33, rue du Blog (55)
Xavier Lenoir m’évite. Tant pis pour lui ! Depuis notre soirée ratée « en amoureux » au 23, il ne sait sur quel pied danser. Il se croyait fort, bien déterminé dans ses conventions sentimentales « Pas d’attaches » et ce qui s’ensuit ; il n’avait pas prévu que j’appuierais ces propos, les résumant en une phrase : « On s’appelle pour faire l’amour, un point c’est tout. Chacun est libre de son côté ». Revendiquer cette « liberté », c’est bien ; l’entendre explicitée et approuvée par l’autre, c’est moins drôle.
Sans doute en aurions-nous discuté l’autre soir, mais la présence de presque tous les locataires de l’immeuble a si bien interrompu notre tête-à-tête que nous en sommes toujours au même point. Que voulait-il me dire qu’il a tu ? Qu’aurais-je souhaité ? C’est toujours aussi imprécis et, en attendant, on ne s’est pas revus dans l’intimité.

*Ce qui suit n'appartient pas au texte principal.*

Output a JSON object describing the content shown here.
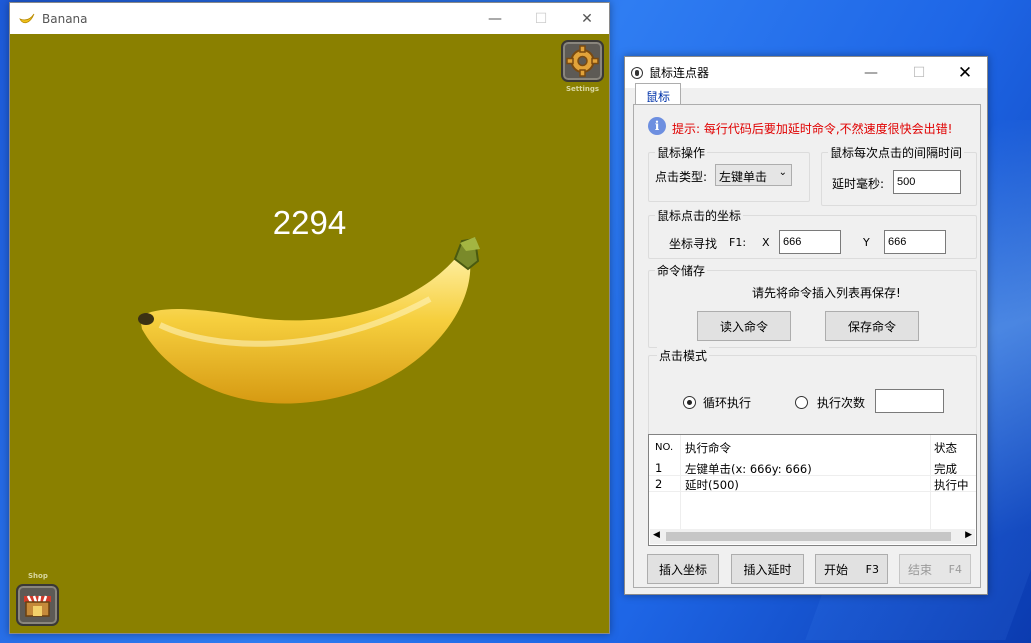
{
  "banana_window": {
    "title": "Banana",
    "counter": "2294",
    "settings_label": "Settings",
    "shop_label": "Shop",
    "bg_color": "#8a8000"
  },
  "clicker": {
    "title": "鼠标连点器",
    "tab": "鼠标",
    "tip": "提示: 每行代码后要加延时命令,不然速度很快会出错!",
    "mouse_op": {
      "group": "鼠标操作",
      "type_label": "点击类型:",
      "type_value": "左键单击"
    },
    "interval": {
      "group": "鼠标每次点击的间隔时间",
      "label": "延时毫秒:",
      "value": "500"
    },
    "coords": {
      "group": "鼠标点击的坐标",
      "find_label": "坐标寻找",
      "hotkey": "F1:",
      "x_label": "X",
      "x_value": "666",
      "y_label": "Y",
      "y_value": "666"
    },
    "storage": {
      "group": "命令储存",
      "hint": "请先将命令插入列表再保存!",
      "read_btn": "读入命令",
      "save_btn": "保存命令"
    },
    "mode": {
      "group": "点击模式",
      "loop": "循环执行",
      "count": "执行次数",
      "count_value": ""
    },
    "table": {
      "headers": [
        "NO.",
        "执行命令",
        "状态"
      ],
      "rows": [
        [
          "1",
          "左键单击(x: 666y: 666)",
          "完成"
        ],
        [
          "2",
          "延时(500)",
          "执行中"
        ]
      ]
    },
    "buttons": {
      "insert_coord": "插入坐标",
      "insert_delay": "插入延时",
      "start": "开始",
      "start_key": "F3",
      "stop": "结束",
      "stop_key": "F4"
    }
  }
}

Alex a remarqué cette absence, bien entendu. Son instinct féminin tressaille au moindre indice :
- Anna, ça va comment avec Xavier ?
Quand il m’appelle « Anna », c’est qu’il est préoccupé. Il cesse la grandiloquence et adopte l’incisif.
- Ca va…On ne se voit pas, donc…
- Adelin m’a dit qu’il est venu le jour de l’accident, et vous a conduites à l’hôpital, Véro et toi , …
- C’était à la fois professionnel et amical. Il reste un ami. Il est libre, non ?
- Hum ! fait Alex qui en a vu d’autres.
- C’est quoi, ce hum , s’il te plaît ?
-Libre…libre…vite dit ! Vous avez passé beaucoup de temps ensemble, assez pour savoir si vous vous plaisez ou non…Qu’est-ce que tu lui as fait, Anna ?
Non ! Il continue à m’appeler Anna ! C’est donc sérieux !
- Mais rien. Rien du tout.
- Et c’est pour ça qu’il ne vient plus ?
- Oh ! Alex, je t’en prie… Aide-moi plutôt à terminer les invitations.
Il hausse les épaules comme s’il était excédé. Assis côté à côté, nous écrivons les noms des habitants de l'immeuble.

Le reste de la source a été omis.